By New Year’s 2016, the beginning of our gun lap, we were on schedule, but just barely. Then the warm-weather doldrums kicked in, with people spending more time outside and watching fewer videos. Would they ever come back? As late as July, our growth rate was lagging our year’s-end goal. I was nervous enough to ask my team to think about reordering their projects to reaccelerate watch time.

In September, folks returned from their summer travels. As old viewers resumed their habits and new ones tuned in, all of our search and recommendations improvements were amplified. Reaching one billion hours was a game of inches; our engineers were hunting for changes that might yield as little as 0.2 percent more watch time. In 2016 alone, they would find around 150 of those tiny advances. We’d need nearly all of them to reach our objective.

By early October, daily watch time was growing well beyond our target rate. That’s when I knew we were going to make it. Still, I kept checking our watch time graph every day, seven days a week. When I was on vacation. When I was sick. And then, one glorious Monday that fall, I checked again—and saw that we’d hit a billion hours over the weekend. We’d achieved the stretch OKR many thought was impossible, ahead of schedule.

The next day, for the first time in more than three years, I did not check the graph.


Our landmark OKR had some unanticipated consequences. Through the four-year push to reach the billion hours of daily watch time, our daily views soared in parallel. Stretch OKRs tend to set powerful forces into motion, and you can never be sure where they’ll lead. Another big lesson, for me, was the importance of support from the top—from Susan, of course, but also from Larry and Sergey.

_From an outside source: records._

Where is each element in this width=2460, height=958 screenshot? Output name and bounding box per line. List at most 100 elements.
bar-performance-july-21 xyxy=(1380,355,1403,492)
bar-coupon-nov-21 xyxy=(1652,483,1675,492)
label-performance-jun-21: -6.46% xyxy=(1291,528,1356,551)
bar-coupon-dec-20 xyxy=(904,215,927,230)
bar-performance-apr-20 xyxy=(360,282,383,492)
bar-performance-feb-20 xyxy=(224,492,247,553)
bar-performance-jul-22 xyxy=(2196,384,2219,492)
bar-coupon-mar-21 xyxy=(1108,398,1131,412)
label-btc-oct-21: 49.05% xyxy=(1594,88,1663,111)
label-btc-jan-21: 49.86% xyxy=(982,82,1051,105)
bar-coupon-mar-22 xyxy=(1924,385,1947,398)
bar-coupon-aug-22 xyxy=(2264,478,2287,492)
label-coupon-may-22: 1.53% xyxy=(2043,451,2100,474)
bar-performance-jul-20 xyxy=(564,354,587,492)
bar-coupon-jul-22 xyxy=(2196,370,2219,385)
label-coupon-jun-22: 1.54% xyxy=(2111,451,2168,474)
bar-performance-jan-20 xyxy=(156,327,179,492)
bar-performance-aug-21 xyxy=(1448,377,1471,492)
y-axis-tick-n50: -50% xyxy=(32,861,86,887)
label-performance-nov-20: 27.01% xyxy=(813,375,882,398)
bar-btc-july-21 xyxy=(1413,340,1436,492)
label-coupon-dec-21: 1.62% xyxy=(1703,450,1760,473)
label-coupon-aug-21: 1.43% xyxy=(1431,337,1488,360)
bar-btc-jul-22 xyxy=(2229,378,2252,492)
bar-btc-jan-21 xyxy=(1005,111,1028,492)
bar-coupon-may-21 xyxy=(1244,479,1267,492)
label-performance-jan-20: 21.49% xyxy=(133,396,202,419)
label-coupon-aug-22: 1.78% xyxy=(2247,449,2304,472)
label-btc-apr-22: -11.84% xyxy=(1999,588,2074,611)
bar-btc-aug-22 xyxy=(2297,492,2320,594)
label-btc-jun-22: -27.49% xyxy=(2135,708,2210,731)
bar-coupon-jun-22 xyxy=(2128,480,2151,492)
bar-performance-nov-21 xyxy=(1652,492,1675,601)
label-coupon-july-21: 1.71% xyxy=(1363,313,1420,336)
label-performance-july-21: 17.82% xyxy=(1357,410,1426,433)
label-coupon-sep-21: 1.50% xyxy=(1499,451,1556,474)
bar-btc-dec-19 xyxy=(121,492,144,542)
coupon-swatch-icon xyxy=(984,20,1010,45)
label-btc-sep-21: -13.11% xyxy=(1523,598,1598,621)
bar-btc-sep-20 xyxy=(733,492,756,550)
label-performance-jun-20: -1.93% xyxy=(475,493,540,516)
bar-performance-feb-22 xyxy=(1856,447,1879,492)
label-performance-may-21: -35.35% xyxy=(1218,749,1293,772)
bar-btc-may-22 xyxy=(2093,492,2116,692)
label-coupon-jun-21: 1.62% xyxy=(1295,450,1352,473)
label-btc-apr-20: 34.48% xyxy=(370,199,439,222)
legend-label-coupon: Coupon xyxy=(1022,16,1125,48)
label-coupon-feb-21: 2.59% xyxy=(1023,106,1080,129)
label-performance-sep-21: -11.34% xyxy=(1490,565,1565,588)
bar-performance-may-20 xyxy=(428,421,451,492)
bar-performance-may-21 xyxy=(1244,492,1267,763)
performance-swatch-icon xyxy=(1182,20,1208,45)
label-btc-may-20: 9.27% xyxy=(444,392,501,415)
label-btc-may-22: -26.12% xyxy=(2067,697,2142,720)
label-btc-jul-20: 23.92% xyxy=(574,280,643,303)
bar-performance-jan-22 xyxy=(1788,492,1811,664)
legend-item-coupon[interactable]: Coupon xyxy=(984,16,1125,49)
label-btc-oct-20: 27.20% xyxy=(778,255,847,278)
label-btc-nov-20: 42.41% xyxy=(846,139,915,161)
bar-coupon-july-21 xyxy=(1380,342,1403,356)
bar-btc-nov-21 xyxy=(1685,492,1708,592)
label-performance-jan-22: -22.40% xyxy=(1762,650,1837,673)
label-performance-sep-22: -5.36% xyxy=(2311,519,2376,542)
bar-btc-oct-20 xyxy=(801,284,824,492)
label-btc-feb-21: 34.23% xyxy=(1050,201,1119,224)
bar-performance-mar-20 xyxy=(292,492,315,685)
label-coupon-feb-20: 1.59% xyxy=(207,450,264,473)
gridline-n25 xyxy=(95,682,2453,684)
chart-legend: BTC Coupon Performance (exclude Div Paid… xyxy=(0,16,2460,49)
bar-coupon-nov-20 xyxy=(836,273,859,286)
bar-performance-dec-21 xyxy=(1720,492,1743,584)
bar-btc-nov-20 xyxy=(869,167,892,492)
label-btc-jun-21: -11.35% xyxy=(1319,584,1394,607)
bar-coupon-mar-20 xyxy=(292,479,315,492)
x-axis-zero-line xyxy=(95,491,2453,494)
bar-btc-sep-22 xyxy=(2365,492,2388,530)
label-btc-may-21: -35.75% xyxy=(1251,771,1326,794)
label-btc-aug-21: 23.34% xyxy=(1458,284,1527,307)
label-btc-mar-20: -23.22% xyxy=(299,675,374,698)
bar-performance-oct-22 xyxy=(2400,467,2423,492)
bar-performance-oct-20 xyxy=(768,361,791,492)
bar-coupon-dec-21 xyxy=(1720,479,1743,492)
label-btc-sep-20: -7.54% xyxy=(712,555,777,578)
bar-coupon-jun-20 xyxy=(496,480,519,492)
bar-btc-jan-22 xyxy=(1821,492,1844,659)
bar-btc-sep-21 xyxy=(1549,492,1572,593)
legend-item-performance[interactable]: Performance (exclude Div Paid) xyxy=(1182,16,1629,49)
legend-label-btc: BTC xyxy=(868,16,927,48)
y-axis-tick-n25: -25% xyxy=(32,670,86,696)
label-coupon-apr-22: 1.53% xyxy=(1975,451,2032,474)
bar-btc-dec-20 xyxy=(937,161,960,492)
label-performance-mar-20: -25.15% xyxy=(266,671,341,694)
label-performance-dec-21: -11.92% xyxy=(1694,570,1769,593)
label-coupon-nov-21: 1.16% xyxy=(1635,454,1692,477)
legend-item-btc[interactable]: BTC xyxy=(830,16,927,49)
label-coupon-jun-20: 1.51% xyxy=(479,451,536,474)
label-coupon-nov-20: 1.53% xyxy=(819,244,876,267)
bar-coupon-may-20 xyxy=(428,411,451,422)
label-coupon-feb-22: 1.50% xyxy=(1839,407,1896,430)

The founders weren’t personally enmeshed in YouTube’s business. They had no way to be certain we had chosen the best possible course, though I think they were happy it was ambitious and clear. But when lots of people in Google Search were openly skeptical about our OKR, both Larry and Sergey were willing to say onstage, “YouTube has this billion-hour goal, and they’re still working toward it, and I support that.” They gave us the autonomy we needed to meet the objective we’d set.

Susan Wojcicki celebrating YouTube’s tenth birthday, 2015.

Thinking Bigger

Susan: Aspirational goals can prompt a reset for the entire organization. In our case, it inspired infrastructure initiatives throughout YouTube. People started saying, “If we’re going to be that big, maybe we need to redesign our architecture. Maybe we need to redesign our storage.” It became a prod for the whole company to better prepare for the future. Everybody started thinking bigger.

Looking back, I doubt we could have reached the goal in four years without the process, structure, and clarity of that stretch OKR. In a fast-growing company, it’s a challenge to get everybody to align and focus around the same objective. People need a benchmark to know how they’re performing against it. The catch is to find the right one. The billion hours of daily watch time gave our tech people a North Star.

But nothing stays the same. In 2013, the watch-time metric was the best way to gauge the quality of the YouTube experience. Now we’re looking at other variables, from web-added videos and photos to viewer satisfaction and a focus on social responsibility. If you watch two videos for ten minutes apiece, the watch time is the same—but which one makes you happier?

So by the time this book is published, we may have found a whole new metric to grow by. As early as 2015, we began to advance beyond watch time by factoring user satisfaction into our recommended videos. By asking users about the content they found most satisfying, and measuring “likes” and “dislikes,” we could better ensure that they’d feel their time on YouTube was well spent. In 2017, we introduced a breaking news shelf on the homepage, which focused on surfacing the most prominent and relevant content from authoritative news sources. To this day, we are working to incorporate a broader array of new and meaningful signals into our recommendations. As our business grows, and YouTube’s role in society evolves, we will continue to hunt for the right metrics for our services—and with them, the right OKRs.